||Lower Court Judgments||Hearing Date||Judgment Date||Majority Author
||South Gauteng High Court, 9 Jun. 2011
SCA, 7 Sep. 2012
|26 Feb. 2013||13 Jun. 2013||Van der Westhuizen J.||6-3|
The issue is whether Tulip Diamonds FZE (“Tulip“), an entity incorporated in Dubai, has legal standing to challenge a decision by the Minister of Justice and Constitutional Development to give assistance to the Belgian authorities following a Letter of Request for such assistance sent under the International Co-operation in Criminal Matters Act 75 of 1996 (“the Act“).
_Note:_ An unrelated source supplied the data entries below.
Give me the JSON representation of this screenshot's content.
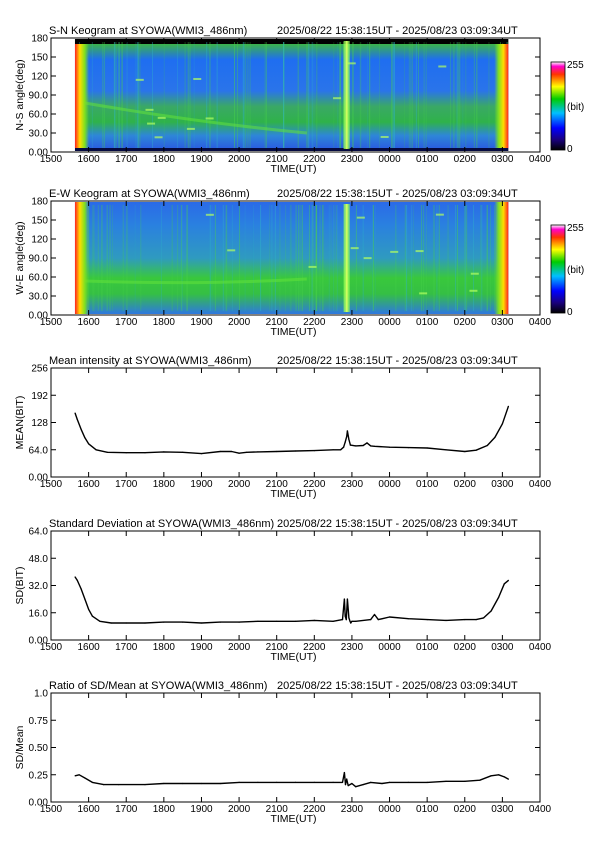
{
  "x_ticks": [
    "1500",
    "1600",
    "1700",
    "1800",
    "1900",
    "2000",
    "2100",
    "2200",
    "2300",
    "0000",
    "0100",
    "0200",
    "0300",
    "0400"
  ],
  "x_axis_label": "TIME(UT)",
  "time_range": "2025/08/22 15:38:15UT - 2025/08/23 03:09:34UT",
  "colorbar": {
    "max_label": "255",
    "unit_label": "(bit)",
    "min_label": "0"
  },
  "colors": {
    "ink": "#000000",
    "keogram_base": "#2e5fe6",
    "keogram_green": "#33cc33"
  },
  "keograms": [
    {
      "title": "S-N Keogram at SYOWA(WMI3_486nm)",
      "ylabel": "N-S angle(deg)",
      "y_ticks": [
        "0.00",
        "30.0",
        "60.0",
        "90.0",
        "120",
        "150",
        "180"
      ],
      "data_start": 15.637,
      "data_end": 27.159
    },
    {
      "title": "E-W Keogram at SYOWA(WMI3_486nm)",
      "ylabel": "W-E angle(deg)",
      "y_ticks": [
        "0.00",
        "30.0",
        "60.0",
        "90.0",
        "120",
        "150",
        "180"
      ],
      "data_start": 15.637,
      "data_end": 27.159
    }
  ],
  "chart_data": [
    {
      "type": "line",
      "title": "Mean intensity at SYOWA(WMI3_486nm)",
      "xlabel": "TIME(UT)",
      "ylabel": "MEAN(BIT)",
      "y_ticks": [
        "0.00",
        "64.0",
        "128",
        "192",
        "256"
      ],
      "xlim": [
        15,
        28
      ],
      "ylim": [
        0,
        256
      ],
      "series": [
        {
          "x": [
            15.64,
            15.7,
            15.8,
            15.9,
            16.0,
            16.2,
            16.5,
            17.0,
            17.5,
            18.0,
            18.5,
            19.0,
            19.5,
            19.8,
            20.0,
            20.2,
            20.5,
            21.0,
            21.5,
            22.0,
            22.5,
            22.7,
            22.78,
            22.82,
            22.86,
            22.88,
            22.92,
            22.96,
            23.1,
            23.3,
            23.4,
            23.5,
            23.6,
            24.0,
            24.5,
            25.0,
            25.5,
            26.0,
            26.3,
            26.6,
            26.8,
            27.0,
            27.16
          ],
          "y": [
            150,
            135,
            112,
            92,
            78,
            64,
            58,
            57,
            57,
            59,
            58,
            55,
            60,
            60,
            56,
            58,
            59,
            60,
            61,
            62,
            64,
            64,
            70,
            82,
            95,
            108,
            88,
            75,
            73,
            74,
            80,
            73,
            72,
            70,
            69,
            68,
            64,
            60,
            63,
            74,
            93,
            125,
            166
          ]
        }
      ]
    },
    {
      "type": "line",
      "title": "Standard Deviation at SYOWA(WMI3_486nm)",
      "xlabel": "TIME(UT)",
      "ylabel": "SD(BIT)",
      "y_ticks": [
        "0.00",
        "16.0",
        "32.0",
        "48.0",
        "64.0"
      ],
      "xlim": [
        15,
        28
      ],
      "ylim": [
        0,
        64
      ],
      "series": [
        {
          "x": [
            15.64,
            15.7,
            15.8,
            15.9,
            16.0,
            16.1,
            16.3,
            16.6,
            17.0,
            17.5,
            18.0,
            18.5,
            19.0,
            19.5,
            20.0,
            20.5,
            21.0,
            21.5,
            22.0,
            22.5,
            22.75,
            22.8,
            22.82,
            22.85,
            22.88,
            22.92,
            22.95,
            22.97,
            23.0,
            23.1,
            23.5,
            23.6,
            23.7,
            24.0,
            24.5,
            25.0,
            25.5,
            26.0,
            26.3,
            26.5,
            26.7,
            26.9,
            27.05,
            27.16
          ],
          "y": [
            37,
            35,
            30,
            24,
            18,
            14,
            11,
            10,
            10,
            10,
            10.5,
            10.5,
            10,
            10.5,
            10.5,
            11,
            11,
            11,
            11.5,
            11,
            12,
            24,
            14,
            12,
            24,
            13,
            11,
            10,
            11,
            11,
            12,
            15,
            12,
            13.5,
            12.5,
            12,
            11.5,
            12,
            12,
            13,
            17,
            25,
            33,
            35
          ]
        }
      ]
    },
    {
      "type": "line",
      "title": "Ratio of SD/Mean at SYOWA(WMI3_486nm)",
      "xlabel": "TIME(UT)",
      "ylabel": "SD/Mean",
      "y_ticks": [
        "0.00",
        "0.25",
        "0.50",
        "0.75",
        "1.0"
      ],
      "xlim": [
        15,
        28
      ],
      "ylim": [
        0,
        1.0
      ],
      "series": [
        {
          "x": [
            15.64,
            15.75,
            15.9,
            16.1,
            16.4,
            16.8,
            17.5,
            18.0,
            18.5,
            19.0,
            19.5,
            20.0,
            20.5,
            21.0,
            21.5,
            22.0,
            22.5,
            22.75,
            22.8,
            22.83,
            22.86,
            22.9,
            23.0,
            23.1,
            23.3,
            23.5,
            23.8,
            24.0,
            24.5,
            25.0,
            25.5,
            26.0,
            26.4,
            26.7,
            26.9,
            27.05,
            27.16
          ],
          "y": [
            0.24,
            0.25,
            0.22,
            0.18,
            0.16,
            0.16,
            0.16,
            0.17,
            0.17,
            0.17,
            0.17,
            0.18,
            0.18,
            0.18,
            0.18,
            0.18,
            0.18,
            0.18,
            0.27,
            0.16,
            0.21,
            0.15,
            0.17,
            0.14,
            0.16,
            0.18,
            0.17,
            0.18,
            0.18,
            0.18,
            0.19,
            0.19,
            0.2,
            0.24,
            0.25,
            0.23,
            0.21
          ]
        }
      ]
    }
  ]
}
The documents are required in a criminal investigation into a Belgian company, Omega Diamonds. The South African authorities were requested to search and seize certain documents from a South African company, Brinks (Southern Africa) (Pty) Ltd (“Brinks“), related to shipments of diamonds from Angola to Tulip in Dubai. The SCA held that Tulip had no standing to challenge the decision and the issuance of a subpoena by the Kempton Park Magistrate’s Court requiring Brinks to produce the relevant documents, because Tulip did not have a sufficient interest in those documents. According to the SCA, Tulip did not show that the documents in question were confidential or that Brinks had a contractual duty to preserve their confidentiality, and so Tulip had no proprietary right in the documents.
In the Constitutional Court, Tulip argued that this is too narrow a view of confidentiality and that Tulip’s right to privacy, considering that the documents reveal private details of its business, should be sufficient to grant Tulip standing to challenge the decision.
The majority of the Constitutional Court, in a judgment authored by Van der Westhuizen J, in which Moseneke DCJ, Froneman J, Khampepe J, Mhlantla AJ and Skweyiya J concurred, dismissed Tulip’s appeal, agreeing with the SCA that Tulip had not shown that it had an interest in the information requested. In addition, even if such an interest existed, Tulip had not shown any of its interests would be directly affected by the Respondents’ decisions.
Justice Jafta wrote a dissenting judgment, in which Justices Nkabinde and Zondo concurred, finding that Tulip had established standing, under the common law, on the basis of its purported right to ownership over the documents sought, and under the Constitution based on its threatened rights to privacy and confidentiality. After finding there was standing, the minority turned to the merits and found that the subpoena was invalid as the Magistrate did not have jurisdiction.